Rehabilitation from the mental and physical traumas of being trafficked is extensive and costly.

“They need programs of rehabilitation for their detox from drugs and alcohol and medical appointments,” Nutter said. “Most of them never graduate from high school because they’re taken at such a young ages so they need help getting their GED, counseling, housing, hygiene products, really anything that you could think of that a person would need.”

Not only are the logistics of rehabilitation outwardly complicated, but also emotionally draining and extremely difficult for the victim.

“Most of the time when we get them, psychologically, mentally, physically, emotionally, spiritually, they’re just dead. They’re lifeless because they’re going through motion by motion. They’ve have to shut themselves off from the pain and from the trauma in order to survive,” Nutter said. “So when we get them, their ability to communicate normally, to be socially aware of what’s happening around them, even just to be able to sit down and have a conversation with people, they lack the ability to do that.”

Self-doubt and low self-esteem stay with survivors after rehabilitation. Survivors stick together, helping each other through the process. Even after recovery, they stay in contact, always ready to be there for each other.

“These survivors, victims, the ones I’ve met, the ones I will will never meet, we are all different but we are all one. It’s pretty awesome. They’re why I do what I do, they’re why I’m able to keep doing it, they’re why I’m being able to learn how to love myself,” Kempton said. “There’s always one of them, that even if I feel worthless, they need something little like a hug, and that makes their day and I was able to give that to them. [It] gives me hope. It’s a breeding ground of hope, inspiration, love and understanding.”

Close to Home

The problem of human trafficking has been frequently talked about on a global scale, but many don’t realize how close the problem is to Upper Arlington.

“My youngest child’s father, I was with for four years. He was one of my buyers. He lives right here in Upper Arlington,” Kempton said. “I have been brought here. It is very much a problem here.”

Human trafficking, while typically done by a male pimp to a young female, is not limited to this specific type of situation. Because of the massive scale of the issue, every person needs to be careful for signs of human traffickers- whether it be at the mall, or in a girlfriend or boyfriend.
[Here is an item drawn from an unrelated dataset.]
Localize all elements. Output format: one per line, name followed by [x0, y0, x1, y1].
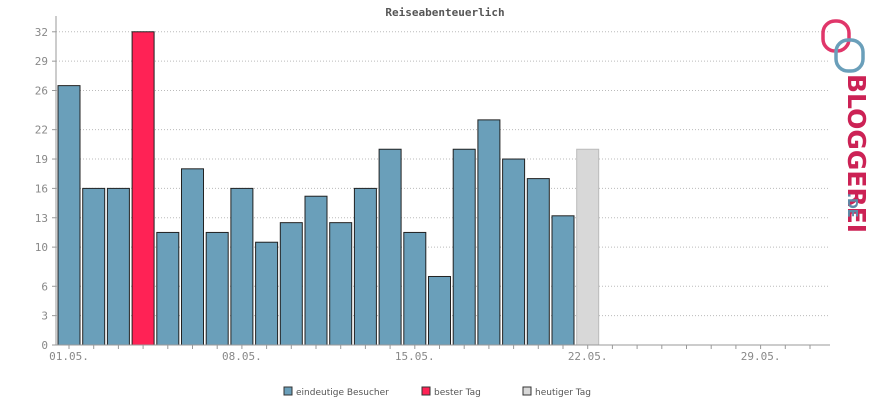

“Every woman, man, ethnicity, age, height or body type is at risk. Human trafficking doesn’t discriminate,” Nutter said. 

An easy way to start preventing the problem is to remind others of their own value and importance. This can help anyone become less vulnerable to the threats and tactics of human traffickers.

Other ways that high school students can be directly involved in putting an end to modern day slavery are volunteering with S.O.A.P. and the Columbus Dream Center as well as numerous other organizations that have victim aid programs. 

“Do something,” Kempton said. “Now that you know, what are you going to do about it? What are you going to do?”